Addressing worshippers during his Easter State-of-the-Nation broadcast in Ikeja, the former APC presidential aspirant said the country is being driven toward the brink amid a fresh wave of killings in Plateau, Benue and Enugu.
He argued that Nigeria demands Joseph-type visionaries, not “motor-park politics.”
Bakare said, “Fellow citizens, at the centre of this political banditry, is the motor park brand of politics nurtured by the old brigade politicians and, in recent times, by President Bola Tinubu.
“Those responsible for steering the course of our nation lack the humility and character this moment demands…What we have seen since the beginning of the year is a descent into tyranny and the brazen abuse of power.”
Bakare, who ran against Tinubu for the APC ticket in 2022, said the economic pain unleashed by fuel-subsidy removal, naira devaluation and runaway inflation is pushing citizens to the brink.
Despite headline inflation easing to 23.18 per cent in February after hitting a 28-year peak in 2024, food prices remained relatively high. Once N460/$ before the unification of the exchange rate, the naira now hovers near N1,500. More so, forex scarcity and eroded margins have led to the recent exit of corporates from Diageo to Unilever from the Nigerian market.
In the latter months of 2024, food-price spikes triggered fatal stampedes as crowds flooded charity events to claim food items such as rice, while the World Bank estimates that more than one million Nigerians fell into “severe food insecurity” in the past 12 months.
“The stampede deaths in several cities at the end of 2024 were the most horrific climax to the economic hardships experienced by Nigerians.
“The heartbreaking reports of parents throwing their children over a fence in Ibadan to ensure access to charity food distribution, leading to the deaths of over 35 children, were tragically almost reminiscent of the biblical famine in Samaria during which parents resorted to eating their children for survival,” the Pastor affirmed.

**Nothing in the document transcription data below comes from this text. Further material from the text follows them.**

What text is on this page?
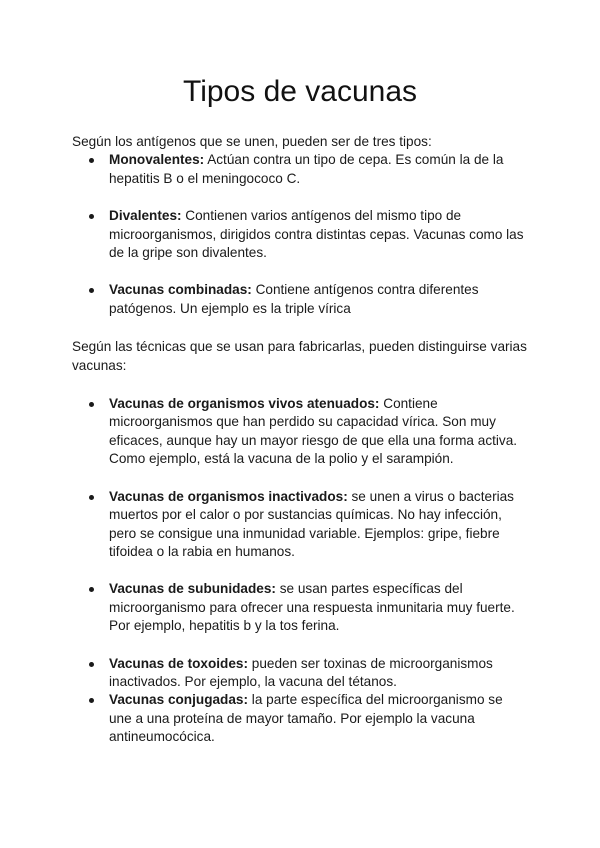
Tipos de vacunas

Según los antígenos que se unen, pueden ser de tres tipos:

Monovalentes: Actúan contra un tipo de cepa. Es común la de la hepatitis B o el meningococo C.
Divalentes: Contienen varios antígenos del mismo tipo de microorganismos, dirigidos contra distintas cepas. Vacunas como las de la gripe son divalentes.
Vacunas combinadas: Contiene antígenos contra diferentes patógenos. Un ejemplo es la triple vírica

Según las técnicas que se usan para fabricarlas, pueden distinguirse varias vacunas:

Vacunas de organismos vivos atenuados: Contiene microorganismos que han perdido su capacidad vírica. Son muy eficaces, aunque hay un mayor riesgo de que ella una forma activa. Como ejemplo, está la vacuna de la polio y el sarampión.
Vacunas de organismos inactivados: se unen a virus o bacterias muertos por el calor o por sustancias químicas. No hay infección, pero se consigue una inmunidad variable. Ejemplos: gripe, fiebre tifoidea o la rabia en humanos.
Vacunas de subunidades: se usan partes específicas del microorganismo para ofrecer una respuesta inmunitaria muy fuerte. Por ejemplo, hepatitis b y la tos ferina.
Vacunas de toxoides: pueden ser toxinas de microorganismos inactivados. Por ejemplo, la vacuna del tétanos.
Vacunas conjugadas: la parte específica del microorganismo se une a una proteína de mayor tamaño. Por ejemplo la vacuna antineumocócica.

Since the beginning of April, more than 120 locals have been shot, hacked or burned to death in Plateau State alone, according to Amnesty International and multiple eyewitness accounts. Relief agencies say the toll is higher, citing coordinated night raids on Bokkos and Bassa that left burnt homes and 3,000 displaced. In Benue, at least 56 people were killed in Logo and Gbagir after twin assaults blamed on armed herders.
Bakare cited a July 2024 report by the Financial Times, which accused the President of allowing the naira to enter free-fall, “fuelling imported inflation and triggering the worst cost of living crisis in a generation…These measures have pushed tens of millions of already impoverished people deeper into misery.”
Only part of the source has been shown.